The Schema Registry nodes in both datacenters link to the primary Kafka cluster in DC A, and
the secondary datacenter (DC B) forwards Schema Registry writes to the primary (DC A).
Note that Schema Registry nodes and hostnames must be addressable and routable
across the two sites to support this configuration.
Schema Registry instances in DC B have
leader.eligibility set to false, meaning that
none can be elected leader during steady state operation with both datacenters
To protect against complete loss of DC A, Kafka cluster A (the source) is
replicated to Kafka cluster B (the target). This is achieved by running the
Replicator local to the target cluster (DC B).

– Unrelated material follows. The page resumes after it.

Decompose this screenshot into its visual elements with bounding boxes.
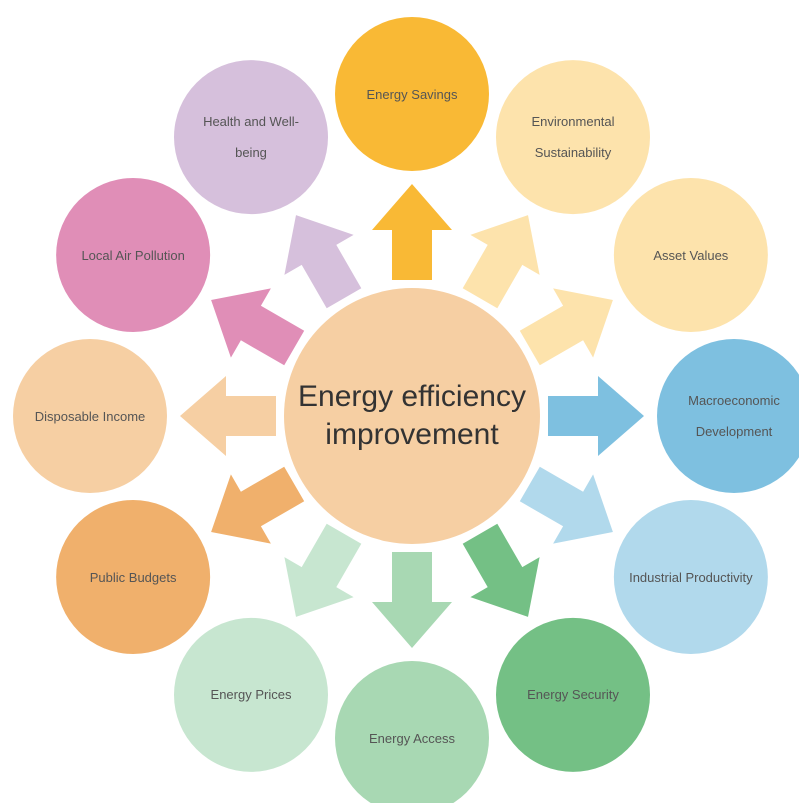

In this active-passive setup, Replicator runs in one direction, copying Kafka data
and configurations from the active DC A to the passive DC B. The Schema Registry
instances in both data centers point to the internal
_schemas topic in DC A.
For the purposes of disaster recovery, you must replicate the
internal schemas topic itself. If DC A goes down,
the system will failover to DC B. Therefore, DC B needs a copy of the
topic for this purpose.
Keep in mind, this failover scenario does not require the same overall configuration
needed to migrate schemas. So, do not set
schema.subject.translator.class, as you would
for a schema migration.
Producers write data to just the active cluster. Depending on the overall
design, consumers can read data from the active cluster only, leaving the
passive cluster for disaster recovery, or from both clusters to optimize reads
on a geo-local cache.
In the event of a partial or complete disaster in one datacenter, applications
can failover to the secondary datacenter.
This should point to the primary Kafka cluster (DC A in this example).
Use this setting to override the
group.id for the Kafka group used when Kafka is used for leader election. Without this configuration,
group.id will be “schema-registry”. If you want to run more than one Schema Registry cluster against a single Kafka cluster you, should make this setting unique for each cluster.
A Schema Registry server with
leader.eligibility set to false is guaranteed to remain a follower during any leader election. Schema Registry instances in a “secondary” datacenter should have this set to false, and Schema Registry instances local to the shared Kafka (primary) cluster should have this set to true.
Hostnames must be reachable and resolve across datacenters to support forwarding of new schemas from DC B to DC A.
If you have Schema Registry running in multiple datacenters, and you lose your “primary” datacenter; what do you do? First, note that the remaining Schema Registry instances running on the “secondary” can continue to serve any request that does not result in a write to Kafka. This includes GET requests on existing IDs and POST requests on schemas already in the registry. They will be unable to register new schemas.
- If possible, revive the “primary” datacenter by starting Kafka and Schema Registry as before.
- If you must designate a new datacenter (call it DC B) as “primary”, reconfigure the
kafkastore.bootstrap.servers in DC B to point to its local Kafka cluster and update Schema Registry config files to set
leader.eligibility to true.
- Restart your Schema Registry instances with these new configs in a rolling fashion.